Date gloria a Dio. È in gamba il Signore. Il nostro cuore cammina verso di Lui. Egli è la freschezza della nostra esistenza, nessun altro la può dare così.

Figini: Nella tua parrocchia da trent’anni non ci sono case di riposo. Come è possibile?

Benzi: Credo che succeda in tante altre parti, anche se non posso documentarlo. Tanto più avanza la società tecnologica, tanto più quelli che non rientrano nella società del profitto vengono gettati via. I cristiani non rispondono al canone della società del profitto, ma alla Chiesa, mistero di comunione che genera stupore. Così pure anche marito e moglie generano stupore uno verso l’altro perché scoprono ogni giorno qualcosa di nuovo in un cammino che è segnato da Dio. Questa soluzione che non è una soluzione tecnica, è estesa, dà spazio anche all’anziano, al suocero al nonno. Se c’è spazio per lui, tra l’altro, c’è per tutti gli altri; ciò che tu fai per il più debole è fatto per tutta l’umanità.

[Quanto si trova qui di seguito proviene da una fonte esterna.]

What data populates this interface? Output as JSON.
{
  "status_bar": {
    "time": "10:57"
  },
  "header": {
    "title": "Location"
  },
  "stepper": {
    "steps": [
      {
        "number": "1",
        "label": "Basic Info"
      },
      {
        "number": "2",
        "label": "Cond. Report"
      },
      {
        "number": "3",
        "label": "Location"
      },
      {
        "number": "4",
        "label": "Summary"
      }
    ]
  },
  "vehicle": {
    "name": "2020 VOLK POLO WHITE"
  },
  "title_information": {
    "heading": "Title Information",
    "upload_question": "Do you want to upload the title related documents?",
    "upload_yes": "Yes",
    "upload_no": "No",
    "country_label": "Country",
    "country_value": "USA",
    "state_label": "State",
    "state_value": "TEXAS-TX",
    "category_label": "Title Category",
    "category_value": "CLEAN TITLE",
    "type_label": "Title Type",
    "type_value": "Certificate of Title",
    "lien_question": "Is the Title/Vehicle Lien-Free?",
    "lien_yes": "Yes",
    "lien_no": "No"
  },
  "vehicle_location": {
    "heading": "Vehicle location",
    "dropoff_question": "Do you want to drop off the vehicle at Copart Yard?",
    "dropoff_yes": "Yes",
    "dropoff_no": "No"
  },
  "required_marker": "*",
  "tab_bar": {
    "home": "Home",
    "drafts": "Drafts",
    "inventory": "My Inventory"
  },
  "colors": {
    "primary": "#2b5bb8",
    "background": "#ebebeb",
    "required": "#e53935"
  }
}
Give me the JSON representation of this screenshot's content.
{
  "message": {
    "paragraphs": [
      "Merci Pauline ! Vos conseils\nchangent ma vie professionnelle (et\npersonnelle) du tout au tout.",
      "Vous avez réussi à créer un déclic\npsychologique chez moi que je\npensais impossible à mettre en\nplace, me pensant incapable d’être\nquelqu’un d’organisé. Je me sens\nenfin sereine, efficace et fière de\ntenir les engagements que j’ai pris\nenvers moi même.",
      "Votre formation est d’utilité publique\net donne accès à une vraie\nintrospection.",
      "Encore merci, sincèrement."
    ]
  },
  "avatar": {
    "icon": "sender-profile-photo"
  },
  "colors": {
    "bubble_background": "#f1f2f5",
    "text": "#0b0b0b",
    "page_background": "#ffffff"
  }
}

Per concludere vi racconto questo ultimi due fatti. Ero poco tempo fa in un paese sardo, dopo la Messa in cui erano presenti ragazzi portatori di handicap, i più deboli e i più necessari. Chiedo loro: "Chi sono i piccoli?" Un handicappato piuttosto serio si alza e dice: "I piccoli sono quelli che fanno le cose grandi". Io continuo: "Chi sono i grandi?" Mentre pensavo al discorso di Gesù sui grandi e sui piccoli, d’improvviso, sempre lo stesso, mi ha risposto: "I grandi sono quelli che pensano di farle: io ho deciso nel mio cuore di diventare piccolo". Alla fine chiedo ancora: "Che cos’è la condivisione?" Si alza di nuovo e risponde: "La gioia partecipata si moltiplica e la sofferenza partecipata si dimezza". In altra occasione, a dicembre, avevo detto loro: "Dio sei in gamba". Si è alzato Marco, handicappato e ha detto :"Dio è in gamba perché ha avuto il coraggio di nascere, di farsi figlio dell’Uomo perché noi fossimo figli di Dio".